The Program

Anchored by a human-centered, inclusive approach and design-thinking methodologies, engineering study at Boston College will be bolstered by a global viewpoint, ethical underpinnings, and distinctive capstone projects that address real-world challenges.


With its departmental home in the Morrissey College of Arts and Sciences placing it in the heart of the life of the University, the undergraduate Human-Centered Engineering (HCE) program integrates BC's core liberal arts curriculum with courses in foundational and advanced engineering that emphasize societal responsibility. Engineering majors can expect a mixture of classroom learning, reflection opportunities, and experiential learning that extends far beyond the BC campus. 

At a Glance

What degrees are offered?

Students will graduate from the program with a bachelor of science in engineering (BSE).

How many credits?

The program requires 120 credits with two thirds in engineering, mathematics, and science topics and one third in liberal arts and humanities.

How will I learn? 

Through a combination of campus-based classes, reflection opportunities, and project-based experiences that extend beyond BC.

Are there opportunities to work in teams?

Yes!
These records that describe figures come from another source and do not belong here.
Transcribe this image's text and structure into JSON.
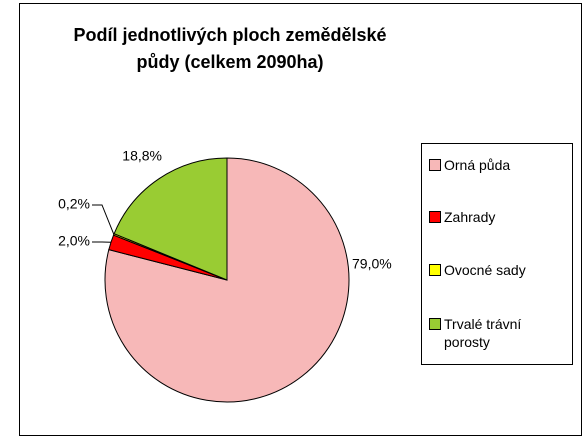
{
  "chart_data": {
    "type": "pie",
    "title": "Podíl jednotlivých ploch zemědělské půdy (celkem 2090ha)",
    "categories": [
      "Orná půda",
      "Zahrady",
      "Ovocné sady",
      "Trvalé trávní porosty"
    ],
    "values": [
      79.0,
      2.0,
      0.2,
      18.8
    ],
    "value_labels": [
      "79,0%",
      "2,0%",
      "0,2%",
      "18,8%"
    ],
    "colors": [
      "#f7b8b8",
      "#ff0000",
      "#ffff00",
      "#99cc33"
    ],
    "legend": "right"
  }
}
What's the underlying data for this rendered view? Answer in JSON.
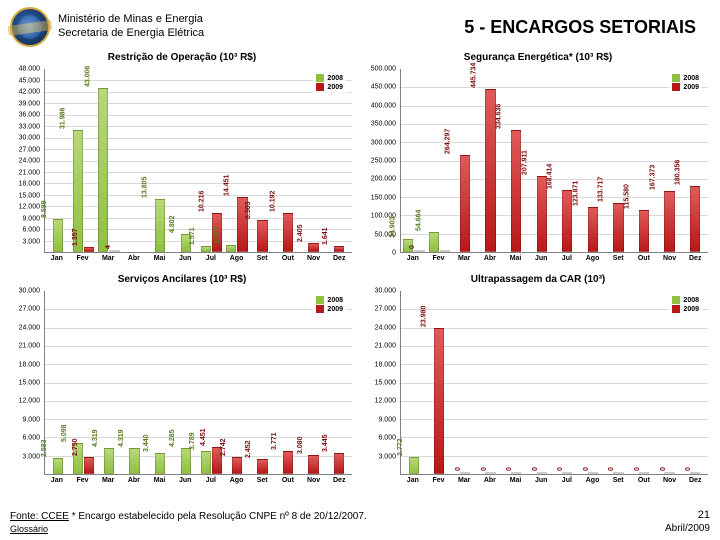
{
  "header": {
    "org_line1": "Ministério de Minas e Energia",
    "org_line2": "Secretaria de Energia Elétrica",
    "title": "5 - ENCARGOS SETORIAIS"
  },
  "colors": {
    "series_2008": {
      "top": "#b8d87a",
      "bottom": "#8fc13e",
      "label": "#5a7c1f"
    },
    "series_2009": {
      "top": "#e05a5a",
      "bottom": "#b91818",
      "label": "#7a0d0d"
    },
    "grid": "#d9d9d9",
    "axis": "#808080",
    "bg": "#ffffff"
  },
  "legend": {
    "s1": "2008",
    "s2": "2009"
  },
  "months": [
    "Jan",
    "Fev",
    "Mar",
    "Abr",
    "Mai",
    "Jun",
    "Jul",
    "Ago",
    "Set",
    "Out",
    "Nov",
    "Dez"
  ],
  "charts": [
    {
      "title": "Restrição de Operação (10³ R$)",
      "ymax": 48000,
      "ystep": 3000,
      "ymin": 3000,
      "s2008": [
        8589,
        31986,
        43006,
        null,
        13805,
        4802,
        1571,
        1777,
        null,
        null,
        null,
        null
      ],
      "s2009": [
        null,
        1357,
        4,
        null,
        null,
        null,
        10216,
        14451,
        8303,
        10192,
        2405,
        1641
      ],
      "labels2008": [
        "8.589",
        "31.986",
        "43.006",
        "",
        "13.805",
        "4.802",
        "1.571",
        "1.777",
        "",
        "",
        "",
        ""
      ],
      "labels2009": [
        "",
        "1.357",
        "4",
        "",
        "",
        "",
        "10.216",
        "14.451",
        "8.303",
        "10.192",
        "2.405",
        "1.641"
      ]
    },
    {
      "title": "Segurança Energética* (10³ R$)",
      "ymax": 500000,
      "ystep": 50000,
      "ymin": 0,
      "s2008": [
        34903,
        54664,
        null,
        null,
        null,
        null,
        null,
        null,
        null,
        null,
        null,
        null
      ],
      "s2009": [
        0,
        0,
        264297,
        445734,
        334636,
        207911,
        168414,
        123871,
        133717,
        115580,
        167373,
        180356
      ],
      "labels2008": [
        "34.903",
        "54.664",
        "",
        "",
        "",
        "",
        "",
        "",
        "",
        "",
        "",
        ""
      ],
      "labels2009": [
        "0",
        "",
        "264.297",
        "445.734",
        "334.636",
        "207.911",
        "168.414",
        "123.871",
        "133.717",
        "115.580",
        "167.373",
        "180.356"
      ],
      "extra2008_label_idx": 1
    },
    {
      "title": "Serviços Ancilares (10³ R$)",
      "ymax": 30000,
      "ystep": 3000,
      "ymin": 3000,
      "s2008": [
        2583,
        5098,
        4319,
        4319,
        3440,
        4285,
        3789,
        null,
        null,
        null,
        null,
        null
      ],
      "s2009": [
        null,
        2750,
        null,
        null,
        null,
        null,
        4451,
        2742,
        2452,
        3771,
        3080,
        3445
      ],
      "labels2008": [
        "2.583",
        "5.098",
        "4.319",
        "4.319",
        "3.440",
        "4.285",
        "3.789",
        "",
        "",
        "",
        "",
        ""
      ],
      "labels2009": [
        "",
        "2.750",
        "",
        "",
        "",
        "",
        "4.451",
        "2.742",
        "2.452",
        "3.771",
        "3.080",
        "3.445"
      ],
      "trailing2009": [
        3165,
        3880
      ],
      "trailing2009_labels": [
        "3.165",
        "3.880"
      ]
    },
    {
      "title": "Ultrapassagem da CAR (10³)",
      "ymax": 30000,
      "ystep": 3000,
      "ymin": 3000,
      "s2008": [
        2772,
        null,
        null,
        null,
        null,
        null,
        null,
        null,
        null,
        null,
        null,
        null
      ],
      "s2009": [
        null,
        23980,
        0,
        0,
        0,
        0,
        0,
        0,
        0,
        0,
        0,
        0
      ],
      "labels2008": [
        "2.772",
        "",
        "",
        "",
        "",
        "",
        "",
        "",
        "",
        "",
        "",
        ""
      ],
      "labels2009": [
        "",
        "23.980",
        "0",
        "0",
        "0",
        "0",
        "0",
        "0",
        "0",
        "0",
        "0",
        "0"
      ]
    }
  ],
  "footer": {
    "fonte": "Fonte: CCEE",
    "note": "* Encargo estabelecido pela Resolução CNPE nº 8 de 20/12/2007.",
    "glossario": "Glossário",
    "page": "21",
    "date": "Abril/2009"
  }
}
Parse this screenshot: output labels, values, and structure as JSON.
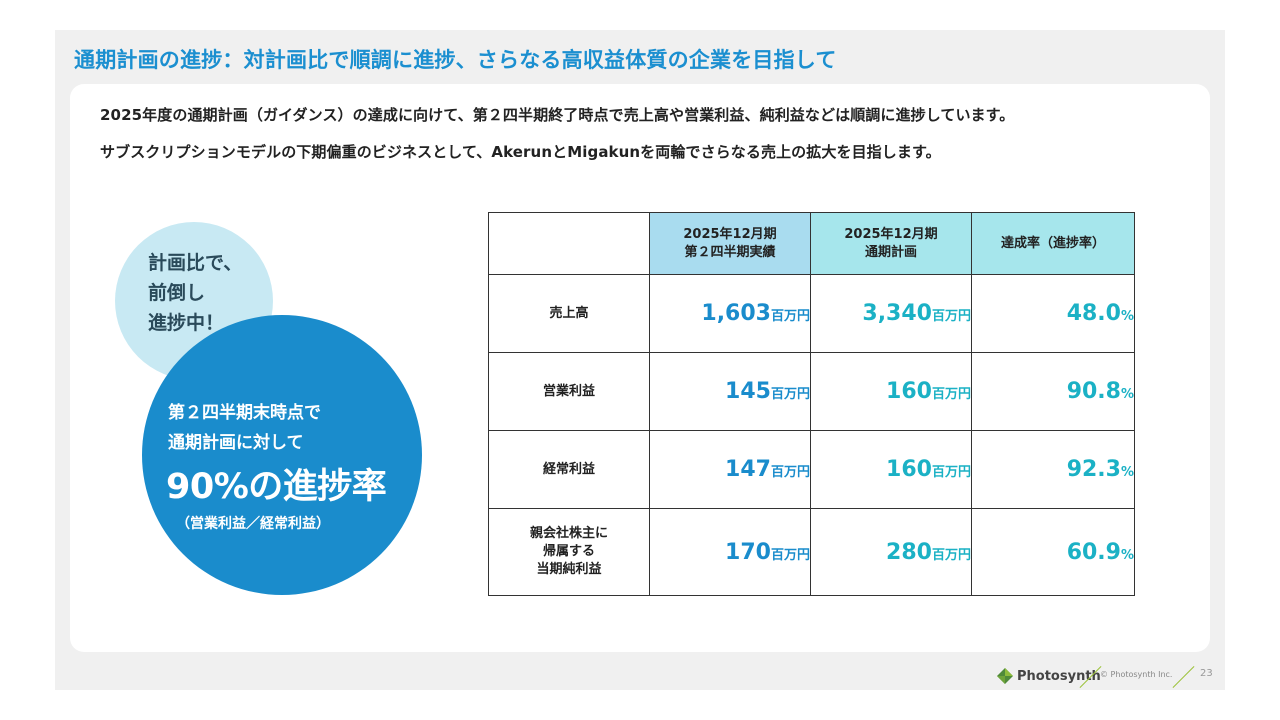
{
  "title": "通期計画の進捗：対計画比で順調に進捗、さらなる高収益体質の企業を目指して",
  "intro": [
    "2025年度の通期計画（ガイダンス）の達成に向けて、第２四半期終了時点で売上高や営業利益、純利益などは順調に進捗しています。",
    "サブスクリプションモデルの下期偏重のビジネスとして、AkerunとMigakunを両輪でさらなる売上の拡大を目指します。"
  ],
  "bubble_small": [
    "計画比で、",
    "前倒し",
    "進捗中！"
  ],
  "bubble_big": {
    "line1": "第２四半期末時点で",
    "line2": "通期計画に対して",
    "rate": "90%の進捗率",
    "note": "（営業利益／経常利益）"
  },
  "table": {
    "headers": {
      "actual": [
        "2025年12月期",
        "第２四半期実績"
      ],
      "plan": [
        "2025年12月期",
        "通期計画"
      ],
      "rate": "達成率（進捗率）"
    },
    "rows": [
      {
        "label": [
          "売上高"
        ],
        "actual": "1,603",
        "plan": "3,340",
        "rate": "48.0",
        "rate_color": "#1bb1c5"
      },
      {
        "label": [
          "営業利益"
        ],
        "actual": "145",
        "plan": "160",
        "rate": "90.8",
        "rate_color": "#1bb1c5"
      },
      {
        "label": [
          "経常利益"
        ],
        "actual": "147",
        "plan": "160",
        "rate": "92.3",
        "rate_color": "#1bb1c5"
      },
      {
        "label": [
          "親会社株主に",
          "帰属する",
          "当期純利益"
        ],
        "actual": "170",
        "plan": "280",
        "rate": "60.9",
        "rate_color": "#1bb1c5"
      }
    ],
    "unit": "百万円",
    "pct": "%"
  },
  "footer": {
    "brand": "Photosynth",
    "copyright": "© Photosynth Inc.",
    "page": "23",
    "accent": "#9cc33a"
  }
}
Students will have ample opportunities to collaborate with peers and faculty both within and outside of the program.

Where will I be on campus?

Based within the Integrated Science and Engineering Center, the HCE program will be in close proximity to Higgins Hall (Biology and Physics), the Merkert Chemistry Center, and the prestigious Carroll School of Management.


Students will be exposed to foundational and advanced engineering topics such as the following (list is subject to change):

  • Introduction to Human-Centered Engineering and Design
  • Human Factors in Engineering Design 
  • Engineering for Sustainable Development 
  • Engineering Fundamentals Studio (includes modules on Linear Systems Theory, Dynamics, Circuits, Transport phenomena, Thermodynamics, Mechatronics)
  • Data Science
  • Introduction to Machine Learning
  • Applications of Control Theory and Robotics 
  • Junior Collaborative Project Lab 
  • Senior Impact Project


Engineering Studio

As sophomores, students will embark on a year-long exploration of central engineering topics—from Linear Systems Theory to thermodynamics—before selecting an area of concentration. The 20-credit Fundamentals of Engineering Studio course takes a unique project-based approach to learning, challenging students to collaborate and solve problems in theme areas such as ecological systems, energy systems, and mechatronics in healthcare.

Solving complex problems requires interdisciplinary training and hands-on learning.


Thermodynamics Panel
Thermodynamics Panel
Thermodynamics Panel

What is mechatronics?

A multidisciplinary branch of engineering that focuses on the engineering of both electrical and mechanical systems in a single device. Mechatronics also includes a combination of robotics, electronics, computer, telecommunications, systems, control, and product engineering.

Experiential Learning

With its emphasis on inclusive problem-solving, the HCE program pushes students to consider the needs of others and how engineering concepts can be used to improve lives. Fundamental to this approach is stepping outside the classroom and observing or interacting with user groups in the real world. As juniors and seniors, students will have the opportunity to broaden their experiences internationally, either through their capstone projects or by collaborating with faculty on global research. 

Distinctive Features


Human-centered Design

Students will learn to work with stakeholder groups, using design-thinking strategies to develop engineering solutions that work for real people.

Engineering Core

Before declaring a concentration, all students will gain a solid foundation in engineering topics through the Engineering Fundamentals courses.

Junior Collaborative Project Lab and Senior Impact Project

As juniors and seniors, students will step outside the classroom and apply their engineering skills to real-world, human-centered projects.


During weekly reflection sessions, students will engage with the ethical dimensions of engineering by considering their training in the context of the needs of society.

Math and Science

As a foundation to their engineering studies, students must successfully complete basic math and science requirements including calculus and physics.

Liberal Arts Core

By taking liberal arts classes outside their major, engineering students will begin to stimulate rich interdisciplinary interactions with peers across the college.

Career Opportunities

A degree in human-centered engineering can lead to numerous career paths, such as the ones below. 

Product Design Engineer in Healthcare Sector

Environmental Policy Consultant

Engineer at Alternative Energy Startup



Technical Analyst at Social Impact NGOs

Graduate studies in Engineering

Program Manager in High-Tech Sector



The Human-Centered Engineering program is being designed to meet the standards of ABET, the main body for accreditation of engineering programs in the United States. 

An engineering program cannot apply for ABET accreditation until after it has graduated its first class. With that in mind, we expect to apply for ABET accreditation in the year following the graduation of the class of 2025. The accreditation will be applied retroactively to the previous year’s class.

How do I apply?

The Human-Centered Engineering (HCE) program is a highly-selective program housed within the Morrissey College of Arts and Sciences. To apply, students should designate HCE as their intended area of study on the common application when applying to Boston College.